3.3. AUTORES MATERIAIS
3.3.1. Para efeito de aplicação de penalidades, e em consonância com o o
art. 34 da LESTA, combinado com o § 3o do art. 7o do RLESTA, poderão ser
considerados como autores materiais e respondem solidária e isoladamente pelas
infrações, mediante lavratura de AI:
a) pelas irregularidades afetas à embarcação: o proprietário, o armador ou
preposto;
b) pelas irregularidades afetas à condução: o condutor/tripulante; o prático;
e/ou o agente de manobra e docagem;
c) a pessoa física ou jurídica que construir ou alterar as características da
embarcação;
d) o proprietário ou construtor das obras, estabelecidas pela NORMAM-
303/DPC; e
e) a pessoa física ou jurídica proprietária de jazida ou que realizar pesquisa
ou lavra de minerais, estabelecidas pela NORMAM-221/DPC.
3.3.2. Em relação à Agência de Navegação, por ser tão somente a
mandatária do armador e por não constar da LESTA como autora material ou
responsável solidária, não pode responder por infrações praticadas por seus
representados. No entanto, as Agências de Navegação devem encaminhar as
notificações emitidas aos seus representados.

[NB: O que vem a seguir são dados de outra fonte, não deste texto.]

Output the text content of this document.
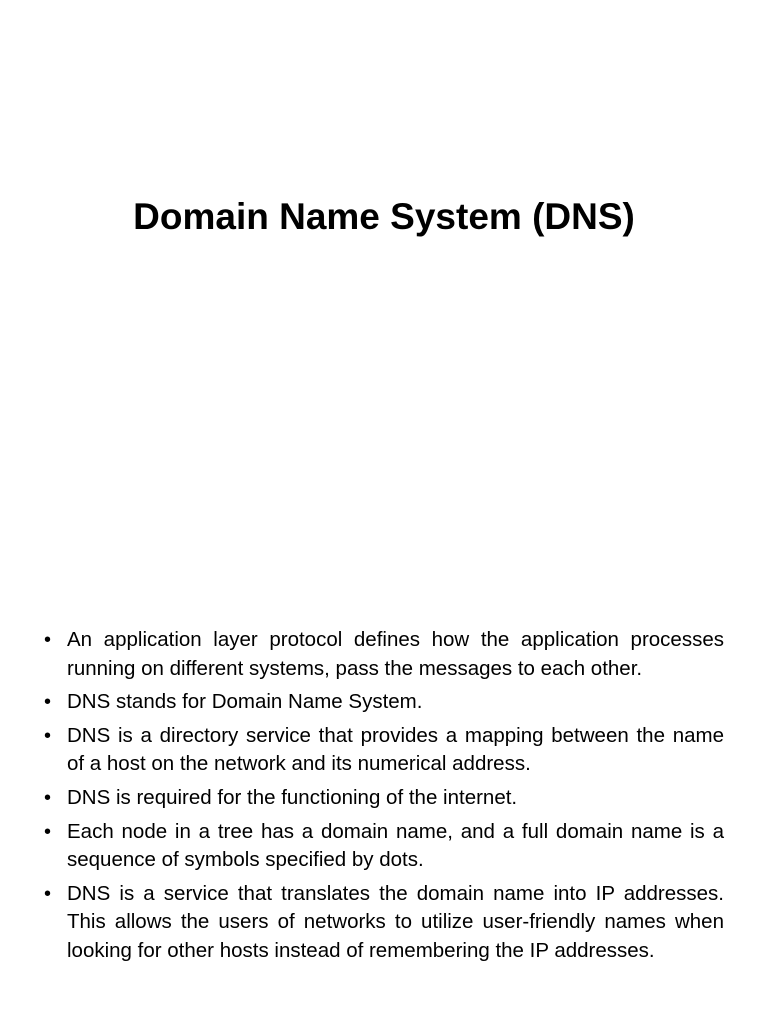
Domain Name System (DNS)
• An application layer protocol defines how the application processes running on different systems, pass the messages to each other.
• DNS stands for Domain Name System.
• DNS is a directory service that provides a mapping between the name of a host on the network and its numerical address.
• DNS is required for the functioning of the internet.
• Each node in a tree has a domain name, and a full domain name is a sequence of symbols specified by dots.
• DNS is a service that translates the domain name into IP addresses. This allows the users of networks to utilize user-friendly names when looking for other hosts instead of remembering the IP addresses.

3.4. PENALIDADES PREVISTAS
A Autoridade Marítima poderá, mediante "procedimento administrativo",
aplicar as seguintes penalidades, conforme disposto no art. 25 da Lei no 9.537/97
( L ES T A ) :
3.4.1. multa;
3.4.2. suspensão do certificado de habilitação até doze meses;
3.4.3. cancelamento do certificado de habilitação; e
3.4.4. demolição de obras e benfeitorias.
Notas:
a) Os valores das multas constam do Regulamento de Segurança do Tráfego
Aquaviário, aprovado pelo Decreto no 2.596/98 (RLESTA); e
b) No caso da exigência do Seguro Obrigatório de Danos Pessoais Causados
por Embarcações ou por sua Carga (DPEM), o valor da multa a ser imposta será
calculado pela Organização Militar que autuou, baseando-se nas tabelas divulgadas
periodicamente por Circular da Superintendência de Seguros Privados e distribuídas pela
DPC por intermédio de Circular. O responsável deve ser orientado para que o
pagamento da multa seja feito por meio da rede bancária, mediante o preenchimento
do formulário Documento de Arrecadação de Receitas Federais - DARF, para
recolhimento ao Tesouro Nacional.
3.5. COMPETÊNCIAS
Compete aos Comandantes de Distritos Navais, como um dos Representantes
da Autoridade Marítima para a Segurança do Tráfego Aquaviário, ou a quem por ele
tenha sido subdelegada tal competência:
3.5.1. promover a execução da Inspeção Naval;
3.5.2. adotar as medidas administrativas previstas na LESTA;
3.5.3. instaurar procedimentos administrativos, lavrar Autos de Infração e
aplicar as penalidades previstas na LESTA; e
3.5.4. ordenar ou providenciar a demolição de obra ou benfeitoria e a
recomposição do local, quando realizadas em desacordo com as normas estabelecidas
pela Autoridade Marítima.
a) Caso as competências estabelecidas nos incisos 3.5.2 e 3.5.3 acima
tenham sido subdelegadas aos Capitães dos Portos e aos seus prepostos, como Agentes
da Autoridade Marítima, compete:
I)tratar dos atos relativos à aplicação de penalidades e os relativos às
medidas administrativas de acordo com o seguinte critério:
- na área de jurisdição da sede da Capitania dos Portos (CP), ao Oficial
designado por ato do Capitão dos Portos sendo, para efeito do contido nos incisos 3.5.2
e 3.5.3, designado como Autoridade Competente; e
- nas áreas de jurisdição das Delegacias (DL) e Agências (AG), aos respectivos
Delegados e Agentes sendo, para efeito do contido nos incisos 3.5.2 e 3.5.3, designados
como Autoridade Competente.
II) ao respectivo Capitão dos Portos, tratar dos consequentes pedidos de
recursos sendo, para efeito do contido nos incisos 3.5.2 e 3.5.3, designado como
Autoridade Competente.
III) aos Inspetores Navais a adoção de medidas administrativas, previstas no art. 16 da LESTA.